IDEO’s 3R prototyping principles from the late 1990s still apply – “Right, Rough, Rapid” but in the UX and UI space they are easily misunderstood.
My experience, over many years, is that there is an inherent contradiction in these 3Rs. To get something Right seems to exclude being Rough. And Rapid always seems like a challenge.
The first part go good practice is to understand that Right does not the right and final design – rather it refers to the idea that a prototype should be Right for its intended purpose.
Many people use artboard-based prototyping tools very successfully because their primary purpose is to show a colleague what the UI looks like and how it behaves.

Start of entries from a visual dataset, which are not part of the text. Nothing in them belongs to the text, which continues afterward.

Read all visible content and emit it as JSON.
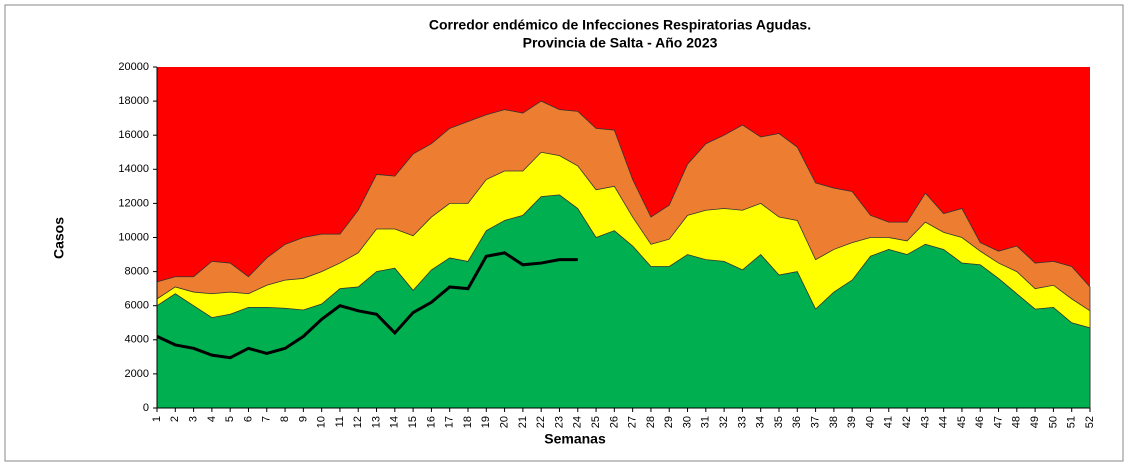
{
  "chart_data": {
    "type": "area",
    "title": "Corredor endémico de Infecciones Respiratorias Agudas.",
    "subtitle": "Provincia de Salta - Año 2023",
    "ylabel": "Casos",
    "xlabel": "Semanas",
    "background": "#ff0000",
    "categories": [
      "1",
      "2",
      "3",
      "4",
      "5",
      "6",
      "7",
      "8",
      "9",
      "10",
      "11",
      "12",
      "13",
      "14",
      "15",
      "16",
      "17",
      "18",
      "19",
      "20",
      "21",
      "22",
      "23",
      "24",
      "25",
      "26",
      "27",
      "28",
      "29",
      "30",
      "31",
      "32",
      "33",
      "34",
      "35",
      "36",
      "37",
      "38",
      "39",
      "40",
      "41",
      "42",
      "43",
      "44",
      "45",
      "46",
      "47",
      "48",
      "49",
      "50",
      "51",
      "52"
    ],
    "ylim": [
      0,
      20000
    ],
    "yticks": [
      0,
      2000,
      4000,
      6000,
      8000,
      10000,
      12000,
      14000,
      16000,
      18000,
      20000
    ],
    "series": [
      {
        "color": "#ed7d31",
        "values": [
          7400,
          7700,
          7700,
          8600,
          8500,
          7700,
          8800,
          9600,
          10000,
          10200,
          10200,
          11600,
          13700,
          13600,
          14900,
          15500,
          16400,
          16800,
          17200,
          17500,
          17300,
          18000,
          17500,
          17400,
          16400,
          16300,
          13400,
          11200,
          11900,
          14300,
          15500,
          16000,
          16600,
          15900,
          16100,
          15300,
          13200,
          12900,
          12700,
          11300,
          10900,
          10900,
          12600,
          11400,
          11700,
          9700,
          9200,
          9500,
          8500,
          8600,
          8300,
          7100
        ]
      },
      {
        "color": "#ffff00",
        "values": [
          6400,
          7100,
          6800,
          6700,
          6800,
          6700,
          7200,
          7500,
          7600,
          8000,
          8500,
          9100,
          10500,
          10500,
          10100,
          11200,
          12000,
          12000,
          13400,
          13900,
          13900,
          15000,
          14800,
          14200,
          12800,
          13000,
          11200,
          9600,
          9900,
          11300,
          11600,
          11700,
          11600,
          12000,
          11200,
          11000,
          8700,
          9300,
          9700,
          10000,
          10000,
          9800,
          10900,
          10300,
          10000,
          9200,
          8500,
          8000,
          7000,
          7200,
          6400,
          5700
        ]
      },
      {
        "color": "#00b050",
        "values": [
          6000,
          6700,
          6000,
          5300,
          5500,
          5900,
          5900,
          5850,
          5750,
          6100,
          7000,
          7100,
          8000,
          8200,
          6900,
          8100,
          8800,
          8600,
          10400,
          11000,
          11300,
          12400,
          12500,
          11700,
          10000,
          10400,
          9500,
          8300,
          8300,
          9000,
          8700,
          8600,
          8100,
          9000,
          7800,
          8000,
          5800,
          6800,
          7500,
          8900,
          9300,
          9000,
          9600,
          9300,
          8500,
          8400,
          7600,
          6700,
          5800,
          5900,
          5000,
          4700
        ]
      },
      {
        "type": "line",
        "color": "#000000",
        "values": [
          4200,
          3700,
          3500,
          3100,
          2950,
          3500,
          3200,
          3500,
          4200,
          5200,
          6000,
          5700,
          5500,
          4400,
          5600,
          6200,
          7100,
          7000,
          8900,
          9100,
          8400,
          8500,
          8700,
          8700,
          null,
          null,
          null,
          null,
          null,
          null,
          null,
          null,
          null,
          null,
          null,
          null,
          null,
          null,
          null,
          null,
          null,
          null,
          null,
          null,
          null,
          null,
          null,
          null,
          null,
          null,
          null,
          null
        ]
      }
    ]
  }
}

But such an approach breaks down if one’s purpose is user testing.
Right for user testing requires something that may not be visually perfect, but which enables the user to see the whole promise and explore it in context.
One may also need a prototype to be Right in terms of implementation and to help people explore the speed at which interactions need to happen.
Why Protopie?
My enthusiasm for Protopie stems from the user testing aspect – most of my content here assumes that we are building prototypes to help get better feedback from users. In the context of healthcare apps for clinical use, this means enabling users to collaborate with each other as they would in real work, instead of asking them to look at their UI without anyone else involved.
Also, Protopie’s components and libraries enable one to move Rapidly without building things from scratch. And they also enable one to move gradually from very Rough to very refined – focussing on interactions and experience first and visual details later.